I help organise a charity running event here in Auckland, New Zealand and there are a number of services that we require. One that needs to be sorted out pretty early on is traffic management, as we are going to partially close a road, and for that we need a traffic management company.
Now we already have a quote for this but we may want to seek funding and need two, plus it's always worth checking. So about a week ago I sent off three emails to companies that apparently offer this service. You probably know what comes next because it's happened to you.
Yep not a single reply.
Now it's not a massive job but it's worth approximately $7K - enough to reply you'd think?
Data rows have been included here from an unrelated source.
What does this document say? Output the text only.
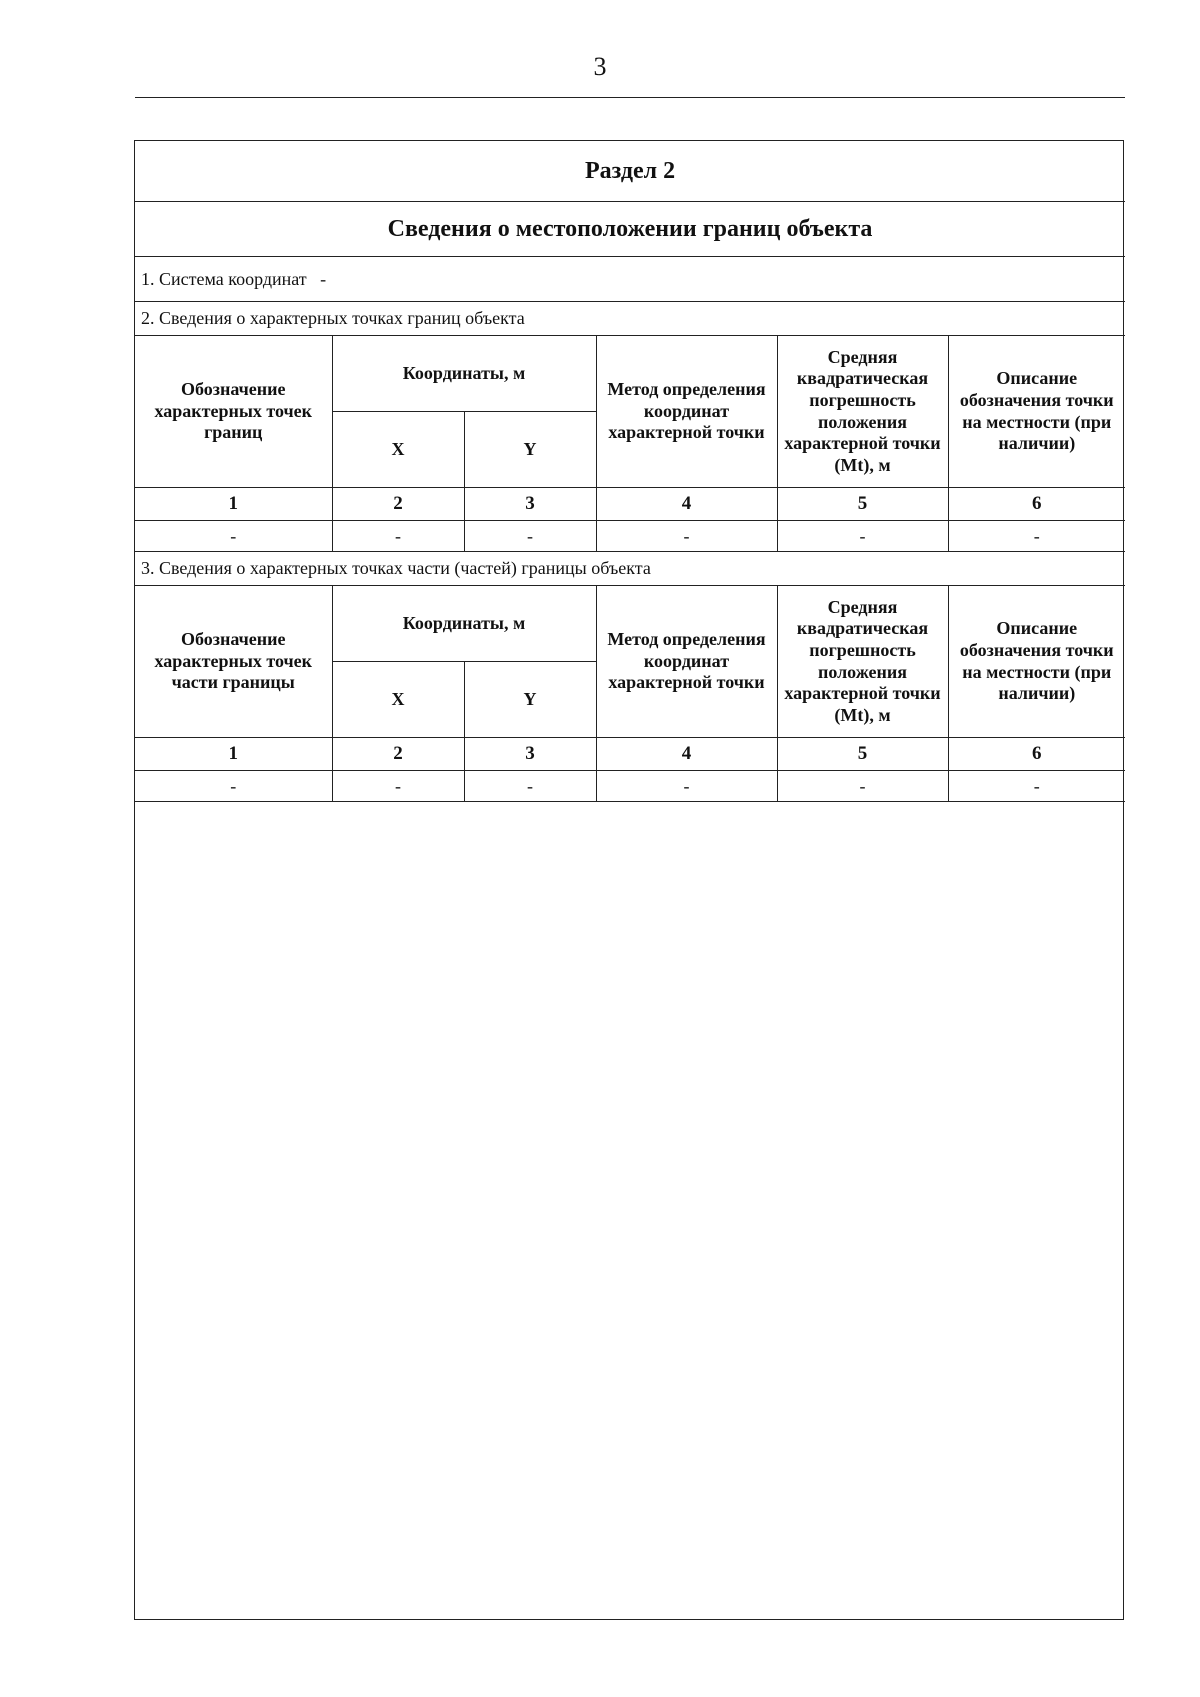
3
Раздел 2					
Сведения о местоположении границ объекта					
1. Система координат -					
2. Сведения о характерных точках границ объекта					
Обозначение характерных точек границ	Координаты, м		Метод определения координат характерной точки	Средняя квадратическая погрешность положения характерной точки (Mt), м	Описание обозначения точки на местности (при наличии)
	X	Y			
1	2	3	4	5	6
-	-	-	-	-	-
3. Сведения о характерных точках части (частей) границы объекта					
Обозначение характерных точек части границы	Координаты, м		Метод определения координат характерной точки	Средняя квадратическая погрешность положения характерной точки (Mt), м	Описание обозначения точки на местности (при наличии)
	X	Y			
1	2	3	4	5	6
-	-	-	-	-	-
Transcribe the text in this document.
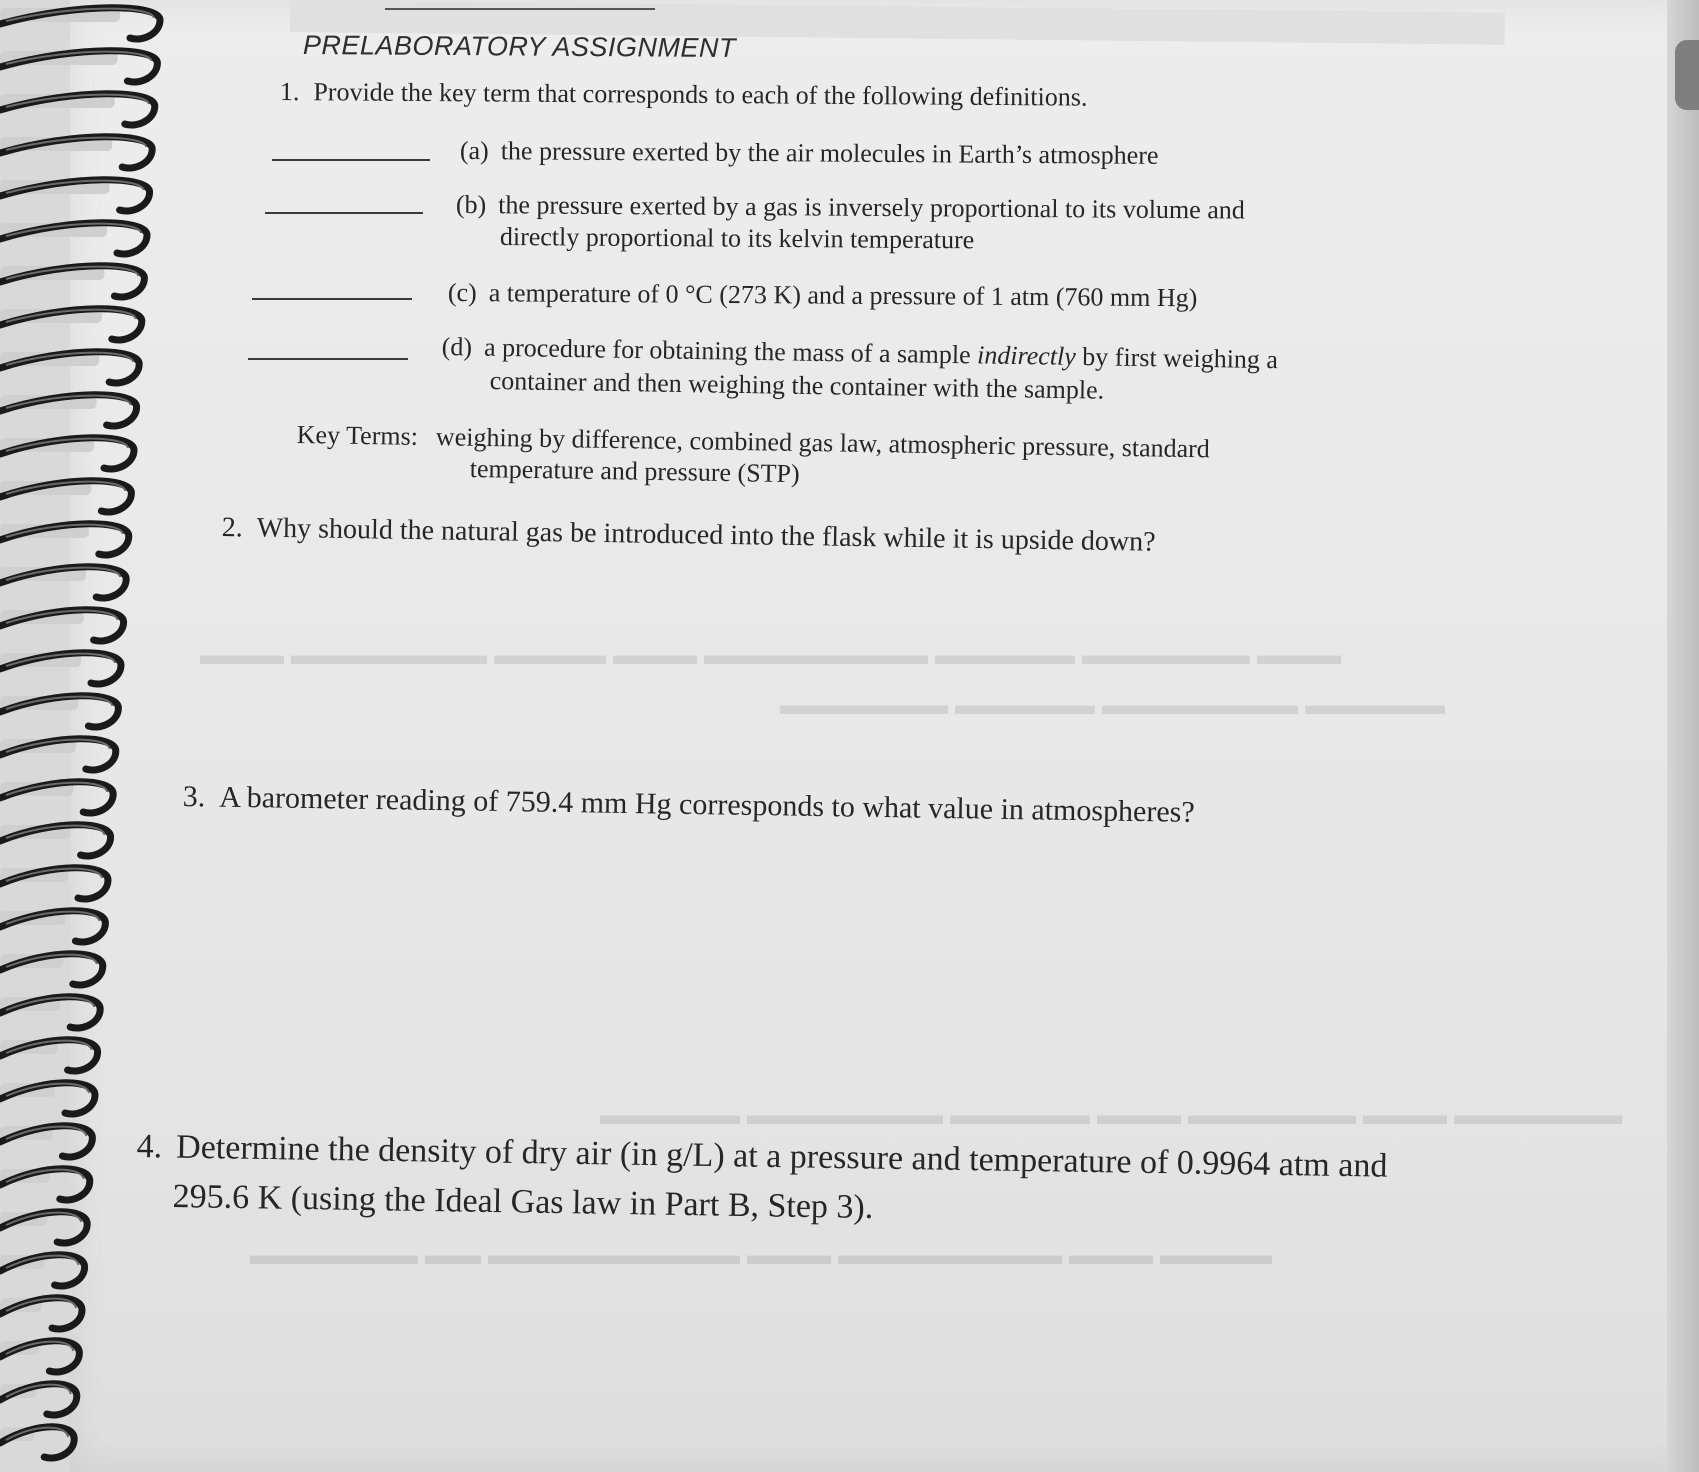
▬▬▬ ▬▬▬▬▬▬ ▬▬▬▬▬ ▬▬▬▬▬▬▬▬ ▬▬▬ ▬▬▬▬ ▬▬▬▬▬▬▬ ▬▬▬
▬▬▬▬▬ ▬▬▬▬▬▬▬ ▬▬▬▬▬ ▬▬▬▬▬▬
▬▬▬▬▬▬ ▬▬▬ ▬▬▬▬▬▬ ▬▬▬ ▬▬▬▬▬ ▬▬▬▬▬▬▬ ▬▬▬▬▬
▬▬▬▬ ▬▬▬ ▬▬▬▬▬▬▬▬ ▬▬▬ ▬▬▬▬▬▬▬▬▬ ▬▬ ▬▬▬▬▬▬
PRELABORATORY ASSIGNMENT
1. Provide the key term that corresponds to each of the following definitions.
(a) the pressure exerted by the air molecules in Earth’s atmosphere
(b) the pressure exerted by a gas is inversely proportional to its volume and
directly proportional to its kelvin temperature
(c) a temperature of 0 °C (273 K) and a pressure of 1 atm (760 mm Hg)
(d) a procedure for obtaining the mass of a sample indirectly by first weighing a
container and then weighing the container with the sample.
Key Terms: weighing by difference, combined gas law, atmospheric pressure, standard
temperature and pressure (STP)
2. Why should the natural gas be introduced into the flask while it is upside down?
3. A barometer reading of 759.4 mm Hg corresponds to what value in atmospheres?
4. Determine the density of dry air (in g/L) at a pressure and temperature of 0.9964 atm and
295.6 K (using the Ideal Gas law in Part B, Step 3).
It's a huge issue for businesses today because many people will prefer to contact your business this way. It may be at the weekend, late in the evening or they just prefer email or enquiry forms because then it is recorded.
Your business needs processes in place to handle Web-based or email enquiries as, unless you don't want more business, it should be a vital sales channel. So here's what you should do:
- Someone must be responsible for all email enquiries and making sure they're answered within 24 hours
- Your Website contact or quote form should be checked every month by someone with a non-work email address. Make it a process. If they're not arriving or going to spam get your IT or Web person to sort it out.
- Have a process where you and your team can see any actionable email that hasn't been dealt with. You can use a CRM system, make written notes or just highlight the email in your email program. Whatever it is, have a process.
- If your email is swamped by spam so you 'lose' your legitimate email in the flood, again sort it out.
- If there are periods when you can't answer emails quickly like weekends or holidays, setup an autorespond email to let the enquirer know you have received their email and will respond. Then respond.
- If you don't know the answer right away, communicate with the sender, don't ignore them and have the email disappear out of your view. Get back to them with something like 'Sorry the resident expert on partial road closures is away, I'll make sure we get back to you on Thursday when she returns...'
Ignoring a legitimate email enquiry is like, in a retail setting, turning your back on a customer who asks you a question.
It's bad business and it's bad manners.